Oggi per tutti, anche in questo tempo faticoso e oscuro, risuona il messaggio, di cui ogni cuore sente il fascino e il richiamo. Provvidenzialmente le disposizioni precauzionali a contrasto del contagio, così restrittive, estendono a molte più persone, magari anche inconsapevoli, il premuroso avvicinarsi di Dio: “Io la sedurrò, la condurrò nel deserto e parlerò al suo cuore” (Os 2, 16). Per noi credenti è una Quaresima strana, penosa e carente di tutte le belle occasioni comunitarie per pregare insieme e vivere in condivisione i gesti dell’itinerario penitenziale, tuttavia è una Quaresima capace di raggiungere più persone, proprio come chiedevano i profeti: «Fu proclamato in Ninive questo decreto, per ordine del re e dei suoi grandi: “Uomini e animali, grandi e piccoli, non gustino nulla, non pascolino, non bevano acqua. Uomini e bestie si coprano di sacco e si invochi Dio con tutte le forze; ognuno si converta dalla sua condotta malvagia e dalla violenza che è nelle sue mani. Chi sa che Dio non cambi, si impietosisca, deponga il suo ardente sdegno sì che noi non moriamo?”» (Gn 3, 7-9).

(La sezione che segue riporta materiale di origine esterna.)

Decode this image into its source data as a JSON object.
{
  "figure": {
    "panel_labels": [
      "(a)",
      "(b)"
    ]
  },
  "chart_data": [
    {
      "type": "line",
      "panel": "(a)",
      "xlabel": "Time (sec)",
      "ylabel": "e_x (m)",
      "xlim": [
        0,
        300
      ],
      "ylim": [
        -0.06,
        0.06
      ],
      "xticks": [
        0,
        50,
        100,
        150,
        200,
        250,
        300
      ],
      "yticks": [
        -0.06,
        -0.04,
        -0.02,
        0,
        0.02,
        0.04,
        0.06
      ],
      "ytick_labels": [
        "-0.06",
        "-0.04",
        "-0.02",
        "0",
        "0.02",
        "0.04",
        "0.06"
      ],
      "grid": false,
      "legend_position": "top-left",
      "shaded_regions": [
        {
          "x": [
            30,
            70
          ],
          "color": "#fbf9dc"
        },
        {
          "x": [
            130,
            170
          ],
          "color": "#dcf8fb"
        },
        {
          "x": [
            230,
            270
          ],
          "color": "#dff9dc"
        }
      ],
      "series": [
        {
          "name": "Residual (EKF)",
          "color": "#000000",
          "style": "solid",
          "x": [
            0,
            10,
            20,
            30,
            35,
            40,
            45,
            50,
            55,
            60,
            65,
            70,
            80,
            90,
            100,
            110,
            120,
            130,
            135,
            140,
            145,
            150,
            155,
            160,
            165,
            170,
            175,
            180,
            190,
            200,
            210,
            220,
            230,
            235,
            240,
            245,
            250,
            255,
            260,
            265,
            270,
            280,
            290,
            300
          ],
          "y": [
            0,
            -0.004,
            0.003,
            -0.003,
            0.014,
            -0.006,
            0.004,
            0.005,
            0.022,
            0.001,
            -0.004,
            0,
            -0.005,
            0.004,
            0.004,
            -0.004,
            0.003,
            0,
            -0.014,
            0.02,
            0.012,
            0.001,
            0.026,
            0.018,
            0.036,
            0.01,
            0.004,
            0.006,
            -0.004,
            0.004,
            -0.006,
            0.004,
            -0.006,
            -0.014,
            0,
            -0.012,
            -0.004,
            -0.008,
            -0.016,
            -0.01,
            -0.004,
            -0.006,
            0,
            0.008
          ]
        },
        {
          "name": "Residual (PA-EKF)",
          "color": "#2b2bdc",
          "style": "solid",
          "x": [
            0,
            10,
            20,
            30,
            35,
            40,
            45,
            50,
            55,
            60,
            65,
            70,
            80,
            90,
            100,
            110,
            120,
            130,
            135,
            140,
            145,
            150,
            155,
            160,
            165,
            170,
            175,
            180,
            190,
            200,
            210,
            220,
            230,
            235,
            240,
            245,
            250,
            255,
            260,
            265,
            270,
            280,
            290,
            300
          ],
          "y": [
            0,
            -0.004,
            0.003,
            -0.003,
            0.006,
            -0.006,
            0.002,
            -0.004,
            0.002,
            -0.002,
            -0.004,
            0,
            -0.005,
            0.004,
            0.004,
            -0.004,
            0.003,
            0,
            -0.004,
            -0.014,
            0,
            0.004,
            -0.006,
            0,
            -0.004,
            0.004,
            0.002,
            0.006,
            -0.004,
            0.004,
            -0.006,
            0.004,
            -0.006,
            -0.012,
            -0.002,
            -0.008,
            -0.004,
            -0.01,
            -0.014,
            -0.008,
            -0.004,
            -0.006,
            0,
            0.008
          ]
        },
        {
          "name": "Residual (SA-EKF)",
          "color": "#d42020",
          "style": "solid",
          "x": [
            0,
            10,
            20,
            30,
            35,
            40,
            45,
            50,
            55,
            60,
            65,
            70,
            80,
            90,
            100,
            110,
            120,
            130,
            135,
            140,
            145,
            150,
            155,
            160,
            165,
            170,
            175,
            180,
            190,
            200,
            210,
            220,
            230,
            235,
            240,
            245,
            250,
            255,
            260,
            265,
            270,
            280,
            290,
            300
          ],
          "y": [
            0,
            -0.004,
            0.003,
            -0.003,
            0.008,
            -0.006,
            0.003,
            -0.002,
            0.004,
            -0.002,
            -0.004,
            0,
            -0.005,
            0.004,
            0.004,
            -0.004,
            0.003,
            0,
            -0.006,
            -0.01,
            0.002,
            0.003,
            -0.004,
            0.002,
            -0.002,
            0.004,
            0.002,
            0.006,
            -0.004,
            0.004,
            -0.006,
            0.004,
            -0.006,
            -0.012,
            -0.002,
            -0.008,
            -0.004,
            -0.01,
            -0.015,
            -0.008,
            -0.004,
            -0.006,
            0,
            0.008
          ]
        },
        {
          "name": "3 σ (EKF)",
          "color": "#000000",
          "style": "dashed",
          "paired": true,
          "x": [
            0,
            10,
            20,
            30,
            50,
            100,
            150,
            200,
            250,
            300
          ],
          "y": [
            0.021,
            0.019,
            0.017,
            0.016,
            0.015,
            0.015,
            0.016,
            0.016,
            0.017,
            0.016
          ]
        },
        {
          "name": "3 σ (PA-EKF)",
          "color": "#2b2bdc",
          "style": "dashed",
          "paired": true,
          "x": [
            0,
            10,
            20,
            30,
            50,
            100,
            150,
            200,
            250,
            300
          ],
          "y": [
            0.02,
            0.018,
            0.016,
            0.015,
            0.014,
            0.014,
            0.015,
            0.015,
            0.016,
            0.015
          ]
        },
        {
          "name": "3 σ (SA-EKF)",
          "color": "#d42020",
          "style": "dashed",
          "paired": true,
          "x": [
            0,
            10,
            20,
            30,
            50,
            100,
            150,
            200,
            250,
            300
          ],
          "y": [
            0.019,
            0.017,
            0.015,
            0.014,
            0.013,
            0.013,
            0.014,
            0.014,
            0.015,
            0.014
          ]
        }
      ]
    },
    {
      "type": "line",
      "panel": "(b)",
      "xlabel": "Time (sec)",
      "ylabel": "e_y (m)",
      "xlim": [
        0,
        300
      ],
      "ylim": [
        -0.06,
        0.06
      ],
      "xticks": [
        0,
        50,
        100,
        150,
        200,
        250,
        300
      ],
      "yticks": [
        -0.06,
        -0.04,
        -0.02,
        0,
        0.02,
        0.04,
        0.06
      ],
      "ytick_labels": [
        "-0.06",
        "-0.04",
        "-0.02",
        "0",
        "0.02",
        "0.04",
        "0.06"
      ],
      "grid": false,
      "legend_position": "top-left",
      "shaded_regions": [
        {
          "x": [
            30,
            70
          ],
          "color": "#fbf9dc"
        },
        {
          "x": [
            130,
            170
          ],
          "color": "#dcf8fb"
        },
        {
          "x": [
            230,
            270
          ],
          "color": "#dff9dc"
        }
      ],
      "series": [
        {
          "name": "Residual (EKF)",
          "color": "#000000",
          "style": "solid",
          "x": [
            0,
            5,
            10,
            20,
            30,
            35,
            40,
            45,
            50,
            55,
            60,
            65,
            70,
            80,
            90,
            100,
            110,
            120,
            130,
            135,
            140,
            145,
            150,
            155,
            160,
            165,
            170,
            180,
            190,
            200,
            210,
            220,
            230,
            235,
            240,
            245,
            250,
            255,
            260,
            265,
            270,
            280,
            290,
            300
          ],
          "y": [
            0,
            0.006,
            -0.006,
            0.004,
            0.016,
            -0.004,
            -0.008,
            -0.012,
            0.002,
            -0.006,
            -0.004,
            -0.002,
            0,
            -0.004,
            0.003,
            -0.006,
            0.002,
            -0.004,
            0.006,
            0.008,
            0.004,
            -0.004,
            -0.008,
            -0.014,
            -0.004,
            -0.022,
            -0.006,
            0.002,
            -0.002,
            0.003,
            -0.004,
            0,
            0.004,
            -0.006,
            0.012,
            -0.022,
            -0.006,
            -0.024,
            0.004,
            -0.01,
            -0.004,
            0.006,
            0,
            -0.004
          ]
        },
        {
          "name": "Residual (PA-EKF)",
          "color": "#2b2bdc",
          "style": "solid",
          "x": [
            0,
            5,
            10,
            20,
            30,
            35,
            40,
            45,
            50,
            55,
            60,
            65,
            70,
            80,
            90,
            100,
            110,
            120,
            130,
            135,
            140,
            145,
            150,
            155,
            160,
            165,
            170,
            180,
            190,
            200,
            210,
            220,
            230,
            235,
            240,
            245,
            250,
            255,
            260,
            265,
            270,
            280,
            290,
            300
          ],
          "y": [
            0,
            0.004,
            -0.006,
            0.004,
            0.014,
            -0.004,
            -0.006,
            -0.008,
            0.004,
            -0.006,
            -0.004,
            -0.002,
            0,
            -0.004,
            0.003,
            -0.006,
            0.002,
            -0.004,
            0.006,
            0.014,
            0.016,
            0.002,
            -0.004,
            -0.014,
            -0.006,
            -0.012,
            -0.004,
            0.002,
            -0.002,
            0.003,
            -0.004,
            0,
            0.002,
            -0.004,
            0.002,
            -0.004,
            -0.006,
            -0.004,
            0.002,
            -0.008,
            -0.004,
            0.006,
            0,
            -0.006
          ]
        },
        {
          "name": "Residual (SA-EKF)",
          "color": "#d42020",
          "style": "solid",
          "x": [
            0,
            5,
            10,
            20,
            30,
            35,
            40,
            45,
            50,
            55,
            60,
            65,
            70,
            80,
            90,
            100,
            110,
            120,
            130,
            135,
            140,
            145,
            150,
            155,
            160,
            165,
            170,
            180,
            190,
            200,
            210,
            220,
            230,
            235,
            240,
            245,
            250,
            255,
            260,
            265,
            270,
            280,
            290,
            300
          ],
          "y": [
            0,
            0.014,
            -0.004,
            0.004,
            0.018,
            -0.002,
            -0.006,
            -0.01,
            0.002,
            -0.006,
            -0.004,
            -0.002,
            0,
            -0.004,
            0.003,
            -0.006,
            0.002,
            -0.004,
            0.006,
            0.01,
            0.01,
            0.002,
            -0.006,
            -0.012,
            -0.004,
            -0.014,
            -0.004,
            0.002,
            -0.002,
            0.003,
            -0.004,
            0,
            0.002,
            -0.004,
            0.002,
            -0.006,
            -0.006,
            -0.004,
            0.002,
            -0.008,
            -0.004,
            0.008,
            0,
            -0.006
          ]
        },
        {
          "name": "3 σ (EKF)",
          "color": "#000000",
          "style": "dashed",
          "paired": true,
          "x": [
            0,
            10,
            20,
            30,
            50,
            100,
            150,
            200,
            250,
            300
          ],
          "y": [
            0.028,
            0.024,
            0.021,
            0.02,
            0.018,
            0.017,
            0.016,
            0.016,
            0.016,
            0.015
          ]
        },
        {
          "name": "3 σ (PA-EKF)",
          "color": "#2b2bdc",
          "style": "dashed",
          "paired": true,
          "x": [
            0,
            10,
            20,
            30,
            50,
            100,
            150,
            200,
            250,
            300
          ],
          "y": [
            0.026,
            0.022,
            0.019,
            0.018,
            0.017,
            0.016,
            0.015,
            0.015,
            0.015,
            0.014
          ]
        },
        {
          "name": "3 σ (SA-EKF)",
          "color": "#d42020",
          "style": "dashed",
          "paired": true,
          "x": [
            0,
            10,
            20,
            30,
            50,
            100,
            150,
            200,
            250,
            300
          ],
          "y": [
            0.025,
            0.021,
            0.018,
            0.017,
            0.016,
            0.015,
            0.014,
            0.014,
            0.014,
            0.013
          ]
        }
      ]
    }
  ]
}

La solitudine, la privazione delle solite relazioni sociali, la vita più raccolta e intima nelle famiglie facciano risuonare nel silenzio, anche per chi non crede o non avrebbe fatto Quaresima, l’appello della grazia e lo Spirito del Signore conduca tutti noi a condividere lo sguardo fiducioso di Gesù: “Ecco io vi dico: alzate i vostri occhi e guardate i campi che già biondeggiano per la mietitura” (Gv 4, 35).

La nostra è sete di speranza e di fiducia, e soltanto il Signore ha l’acqua, anzi è sorgente: conceda a tutti di incontrarlo così, aprendo i nostri occhi per scorgere i teneri germogli di risurrezione, ancora intrappolati in un terreno arso dalla morte e che già si sgretola per l’irresistibile e nascosta forza della vita nuova.